Department of Computer Science, Carnegie Mellon University, USA.
Neural Netw. 2024 Jan;169:388-397. doi: 10.1016/j.neunet.2023.10.033. Epub 2023 Oct 27.
Recently, video-based action recognition methods using convolutional neural networks (CNNs) achieve remarkable recognition performance. However, there is still lack of understanding about the generalization mechanism of action recognition models. In this paper, we suggest that action recognition models rely on the motion information less than expected, and thus they are robust to randomization of frame orders. Furthermore, we find that motion monotonicity remaining after randomization also contributes to such robustness. Based on this observation, we develop a novel defense method using temporal shuffling of input videos against adversarial attacks for action recognition models.
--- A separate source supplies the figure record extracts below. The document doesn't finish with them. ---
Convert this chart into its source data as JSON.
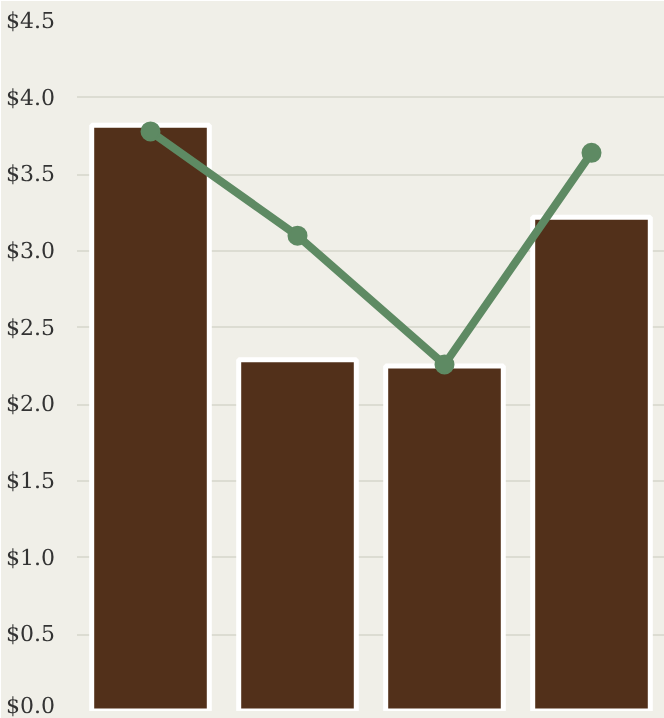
{
  "chart_data": {
    "type": "bar",
    "categories": [
      null,
      null,
      null,
      null
    ],
    "series": [
      {
        "color": "#52301a",
        "values": [
          3.82,
          2.29,
          2.25,
          3.22
        ]
      },
      {
        "type": "line",
        "color": "#5e8a63",
        "values": [
          3.78,
          3.1,
          2.26,
          3.64
        ]
      }
    ],
    "ylim": [
      0,
      4.5
    ],
    "yticks": [
      {
        "value": 0,
        "label": "$0.0"
      },
      {
        "value": 0.5,
        "label": "$0.5"
      },
      {
        "value": 1,
        "label": "$1.0"
      },
      {
        "value": 1.5,
        "label": "$1.5"
      },
      {
        "value": 2,
        "label": "$2.0"
      },
      {
        "value": 2.5,
        "label": "$2.5"
      },
      {
        "value": 3,
        "label": "$3.0"
      },
      {
        "value": 3.5,
        "label": "$3.5"
      },
      {
        "value": 4,
        "label": "$4.0"
      },
      {
        "value": 4.5,
        "label": "$4.5"
      }
    ],
    "grid": "y",
    "marker": "circle",
    "line_style": "solid"
  }
}
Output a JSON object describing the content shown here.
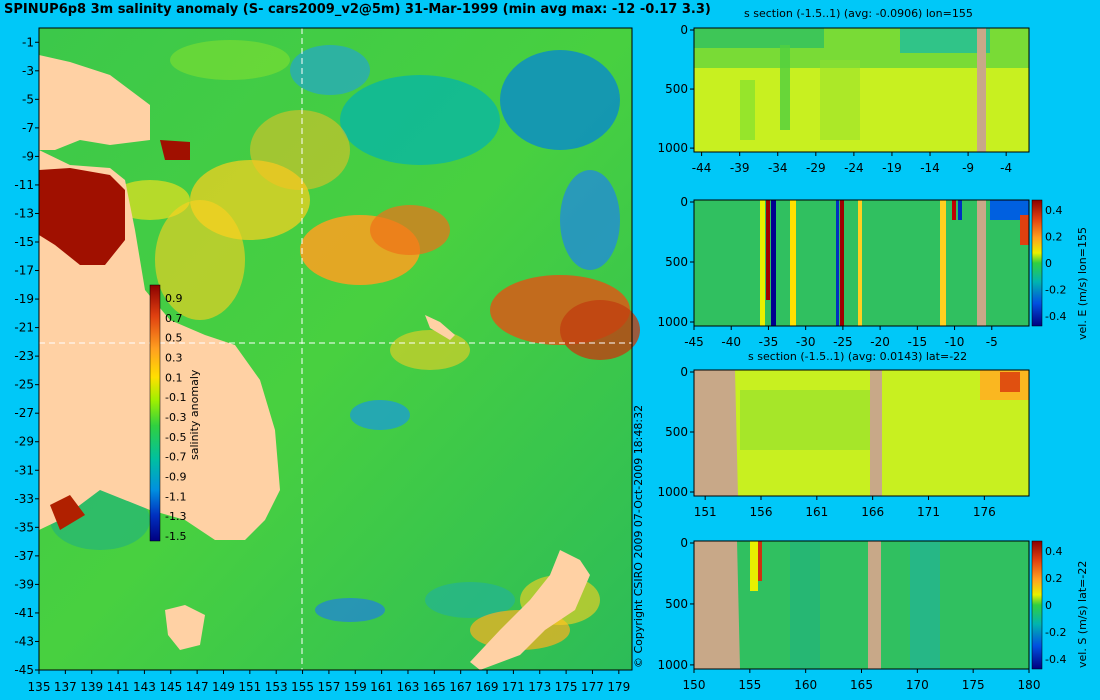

Another observation enabling our defense method is that adversarial perturbations on videos are sensitive to temporal destruction. To the best of our knowledge, this is the first attempt to design a defense method without additional training for 3D CNN-based video action recognition models.
最近,基于视频的动作识别方法使用卷积神经网络(CNN)取得了显著的识别性能。然而,对于动作识别模型的泛化机制仍缺乏了解。在本文中,我们提出动作识别模型对运动信息的依赖程度低于预期,因此它们对帧顺序的随机化具有鲁棒性。此外,我们发现随机化后保留的运动单调性也有助于这种鲁棒性。基于这一观察,我们开发了一种新的防御方法,使用输入视频的时间打乱来抵御对抗攻击,以保护动作识别模型。使我们的防御方法成为可能的另一个观察结果是,视频上的对抗性干扰对时间破坏很敏感。据我们所知,这是第一次尝试为基于 3DCNN 的视频动作识别模型设计无需额外训练的防御方法。